La porte sur le quai, vous la tenez fermée?
Dame Bérarde fait un signe affirmatif.
Je sais une maison, derrière Saint-Germain,
Plus retirée encor. Je la verrai demain.
BLANCHE.
Mon père, celle-ci me plaît pour la terrasse
D'où l'on voit les jardins.
TRIBOULET.
N'y monte pas, de grâce!
Écoutant.
Marche-t-on pas dehors?
Il va à la porte de la cour, l'ouvre et regarde avec inquiétude
dans la rue.
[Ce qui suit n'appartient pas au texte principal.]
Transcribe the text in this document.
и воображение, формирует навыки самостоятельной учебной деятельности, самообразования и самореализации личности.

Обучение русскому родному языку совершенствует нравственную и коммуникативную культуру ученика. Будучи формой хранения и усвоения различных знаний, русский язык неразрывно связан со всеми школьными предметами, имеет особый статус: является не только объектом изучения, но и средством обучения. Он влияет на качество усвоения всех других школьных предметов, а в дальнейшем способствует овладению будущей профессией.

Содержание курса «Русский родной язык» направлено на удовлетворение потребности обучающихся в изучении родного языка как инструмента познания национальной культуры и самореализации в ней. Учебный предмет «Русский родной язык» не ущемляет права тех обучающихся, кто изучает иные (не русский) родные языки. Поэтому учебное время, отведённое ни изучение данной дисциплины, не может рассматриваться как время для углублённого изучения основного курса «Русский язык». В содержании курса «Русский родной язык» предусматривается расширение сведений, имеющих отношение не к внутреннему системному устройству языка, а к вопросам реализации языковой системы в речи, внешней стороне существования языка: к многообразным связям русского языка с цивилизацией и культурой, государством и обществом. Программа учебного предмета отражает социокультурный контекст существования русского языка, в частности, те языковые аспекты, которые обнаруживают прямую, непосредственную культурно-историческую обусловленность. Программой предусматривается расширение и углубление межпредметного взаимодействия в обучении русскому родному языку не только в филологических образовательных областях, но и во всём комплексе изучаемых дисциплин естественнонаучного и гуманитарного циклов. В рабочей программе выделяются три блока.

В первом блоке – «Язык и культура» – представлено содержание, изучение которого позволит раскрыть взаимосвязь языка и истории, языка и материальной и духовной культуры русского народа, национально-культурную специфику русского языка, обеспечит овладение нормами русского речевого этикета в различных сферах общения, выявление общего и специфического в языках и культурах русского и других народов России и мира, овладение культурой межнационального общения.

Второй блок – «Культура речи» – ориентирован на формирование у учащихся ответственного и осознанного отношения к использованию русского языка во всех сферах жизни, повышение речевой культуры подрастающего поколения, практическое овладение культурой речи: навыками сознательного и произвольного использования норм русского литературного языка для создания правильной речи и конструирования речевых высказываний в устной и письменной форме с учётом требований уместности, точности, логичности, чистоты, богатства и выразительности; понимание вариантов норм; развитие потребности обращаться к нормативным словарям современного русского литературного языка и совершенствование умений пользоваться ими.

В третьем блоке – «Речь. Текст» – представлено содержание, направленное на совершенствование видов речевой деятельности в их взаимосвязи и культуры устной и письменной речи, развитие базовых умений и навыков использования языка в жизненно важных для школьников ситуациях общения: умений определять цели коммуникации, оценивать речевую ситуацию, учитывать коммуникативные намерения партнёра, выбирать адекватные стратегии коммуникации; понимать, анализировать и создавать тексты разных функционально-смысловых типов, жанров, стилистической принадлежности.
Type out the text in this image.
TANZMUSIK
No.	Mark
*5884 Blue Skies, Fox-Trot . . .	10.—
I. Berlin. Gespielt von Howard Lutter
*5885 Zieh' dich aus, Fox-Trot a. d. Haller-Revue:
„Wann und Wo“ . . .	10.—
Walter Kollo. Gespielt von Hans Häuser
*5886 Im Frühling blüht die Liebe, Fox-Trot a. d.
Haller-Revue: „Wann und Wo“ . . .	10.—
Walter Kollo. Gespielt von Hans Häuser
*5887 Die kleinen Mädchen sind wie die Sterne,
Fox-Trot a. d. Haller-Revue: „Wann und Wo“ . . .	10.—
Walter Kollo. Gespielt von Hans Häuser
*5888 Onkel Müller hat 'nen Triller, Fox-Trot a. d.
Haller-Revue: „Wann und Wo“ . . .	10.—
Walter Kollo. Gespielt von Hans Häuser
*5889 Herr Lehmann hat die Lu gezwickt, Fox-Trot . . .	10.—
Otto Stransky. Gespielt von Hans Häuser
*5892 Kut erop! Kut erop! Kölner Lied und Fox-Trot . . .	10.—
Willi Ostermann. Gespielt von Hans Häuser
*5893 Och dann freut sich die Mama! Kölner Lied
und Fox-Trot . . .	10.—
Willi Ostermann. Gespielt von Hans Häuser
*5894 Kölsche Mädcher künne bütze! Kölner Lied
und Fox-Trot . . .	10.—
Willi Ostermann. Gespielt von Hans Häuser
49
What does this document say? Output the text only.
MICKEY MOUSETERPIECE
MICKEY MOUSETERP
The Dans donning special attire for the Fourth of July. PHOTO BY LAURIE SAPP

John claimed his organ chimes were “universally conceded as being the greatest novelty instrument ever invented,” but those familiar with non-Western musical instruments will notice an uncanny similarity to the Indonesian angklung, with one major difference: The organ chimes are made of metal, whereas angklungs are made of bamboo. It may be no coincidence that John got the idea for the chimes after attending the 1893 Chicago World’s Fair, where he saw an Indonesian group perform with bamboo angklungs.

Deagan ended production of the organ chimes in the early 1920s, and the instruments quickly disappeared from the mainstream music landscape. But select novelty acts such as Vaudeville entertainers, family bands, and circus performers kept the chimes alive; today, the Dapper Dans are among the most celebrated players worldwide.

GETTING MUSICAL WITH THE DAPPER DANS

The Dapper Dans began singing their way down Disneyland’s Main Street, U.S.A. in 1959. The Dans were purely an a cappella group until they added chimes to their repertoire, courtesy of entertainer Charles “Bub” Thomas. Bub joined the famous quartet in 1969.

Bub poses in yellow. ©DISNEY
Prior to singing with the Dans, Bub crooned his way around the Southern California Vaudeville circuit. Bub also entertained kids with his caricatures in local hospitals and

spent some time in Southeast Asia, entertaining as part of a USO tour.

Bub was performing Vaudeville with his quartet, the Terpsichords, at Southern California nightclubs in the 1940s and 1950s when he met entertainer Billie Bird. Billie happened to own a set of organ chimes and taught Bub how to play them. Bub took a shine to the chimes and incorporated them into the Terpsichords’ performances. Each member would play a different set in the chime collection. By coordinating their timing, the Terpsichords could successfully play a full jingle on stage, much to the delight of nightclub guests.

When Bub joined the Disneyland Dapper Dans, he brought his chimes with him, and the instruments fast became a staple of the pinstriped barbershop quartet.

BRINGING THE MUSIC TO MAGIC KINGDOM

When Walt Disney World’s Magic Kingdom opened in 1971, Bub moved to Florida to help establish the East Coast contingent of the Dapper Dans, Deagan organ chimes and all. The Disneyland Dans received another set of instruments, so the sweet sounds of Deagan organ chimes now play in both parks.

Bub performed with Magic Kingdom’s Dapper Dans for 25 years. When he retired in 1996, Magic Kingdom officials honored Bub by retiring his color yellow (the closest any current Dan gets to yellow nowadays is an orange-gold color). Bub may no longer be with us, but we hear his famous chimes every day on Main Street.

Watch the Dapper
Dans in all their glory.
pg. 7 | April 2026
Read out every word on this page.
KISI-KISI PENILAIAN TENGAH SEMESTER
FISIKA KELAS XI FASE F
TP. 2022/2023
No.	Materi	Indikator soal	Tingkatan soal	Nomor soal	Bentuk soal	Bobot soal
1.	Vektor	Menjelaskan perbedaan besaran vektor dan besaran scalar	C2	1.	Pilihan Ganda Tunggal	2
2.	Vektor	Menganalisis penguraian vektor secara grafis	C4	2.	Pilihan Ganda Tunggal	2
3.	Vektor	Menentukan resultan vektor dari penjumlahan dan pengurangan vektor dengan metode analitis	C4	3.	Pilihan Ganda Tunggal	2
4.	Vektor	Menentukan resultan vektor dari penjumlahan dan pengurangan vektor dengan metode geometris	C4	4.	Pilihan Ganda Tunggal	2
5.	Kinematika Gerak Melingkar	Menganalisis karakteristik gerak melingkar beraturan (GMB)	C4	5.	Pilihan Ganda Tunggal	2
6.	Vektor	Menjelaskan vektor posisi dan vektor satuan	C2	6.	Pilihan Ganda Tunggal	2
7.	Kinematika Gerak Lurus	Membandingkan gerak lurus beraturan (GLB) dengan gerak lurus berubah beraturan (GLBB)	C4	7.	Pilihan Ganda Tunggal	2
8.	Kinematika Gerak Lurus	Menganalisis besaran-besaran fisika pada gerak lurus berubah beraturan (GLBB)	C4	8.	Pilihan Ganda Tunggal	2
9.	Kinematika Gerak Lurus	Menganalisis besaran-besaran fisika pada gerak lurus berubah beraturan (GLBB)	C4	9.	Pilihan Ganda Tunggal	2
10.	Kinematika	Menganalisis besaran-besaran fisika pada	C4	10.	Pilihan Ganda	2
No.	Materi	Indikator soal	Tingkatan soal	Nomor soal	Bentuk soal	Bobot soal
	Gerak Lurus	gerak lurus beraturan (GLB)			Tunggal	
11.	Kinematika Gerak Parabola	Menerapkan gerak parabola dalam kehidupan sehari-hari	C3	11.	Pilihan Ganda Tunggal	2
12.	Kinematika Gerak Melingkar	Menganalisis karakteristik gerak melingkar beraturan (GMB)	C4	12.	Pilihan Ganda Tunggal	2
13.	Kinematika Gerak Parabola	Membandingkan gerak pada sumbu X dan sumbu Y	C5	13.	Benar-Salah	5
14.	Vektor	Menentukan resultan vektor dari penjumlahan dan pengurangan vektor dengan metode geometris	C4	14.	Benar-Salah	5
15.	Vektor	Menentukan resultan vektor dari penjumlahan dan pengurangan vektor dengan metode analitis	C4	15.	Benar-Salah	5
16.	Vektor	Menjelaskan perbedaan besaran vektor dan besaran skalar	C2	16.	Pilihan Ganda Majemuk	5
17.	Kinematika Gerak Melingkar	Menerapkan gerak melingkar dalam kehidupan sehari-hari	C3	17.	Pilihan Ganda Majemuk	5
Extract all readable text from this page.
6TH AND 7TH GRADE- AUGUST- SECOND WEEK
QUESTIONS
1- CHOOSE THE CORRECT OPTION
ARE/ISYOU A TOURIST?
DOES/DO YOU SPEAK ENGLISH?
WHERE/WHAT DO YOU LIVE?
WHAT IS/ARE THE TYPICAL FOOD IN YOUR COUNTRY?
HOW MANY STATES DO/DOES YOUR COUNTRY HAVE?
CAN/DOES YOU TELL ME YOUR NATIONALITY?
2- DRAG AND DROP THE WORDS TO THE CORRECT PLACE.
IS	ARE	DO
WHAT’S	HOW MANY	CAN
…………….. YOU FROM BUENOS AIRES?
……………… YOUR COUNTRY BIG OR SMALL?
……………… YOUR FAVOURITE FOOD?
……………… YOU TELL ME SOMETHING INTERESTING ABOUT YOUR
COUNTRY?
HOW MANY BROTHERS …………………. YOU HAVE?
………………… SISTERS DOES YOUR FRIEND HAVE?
Le roi se cache dans un enfoncement près de la porte, que
Triboulet laisse entr'ouverte.

BLANCHE, montrant la terrasse.
Quoi! ne puis-je le soir
Aller respirer là?
TRIBOULET, revenant.
Prends garde, on peut t'y voir.
Pendant qu'il a le dos tourné, le roi se glisse dans la cour par la
porte entre-bâillée et se cache derrière un gros arbre.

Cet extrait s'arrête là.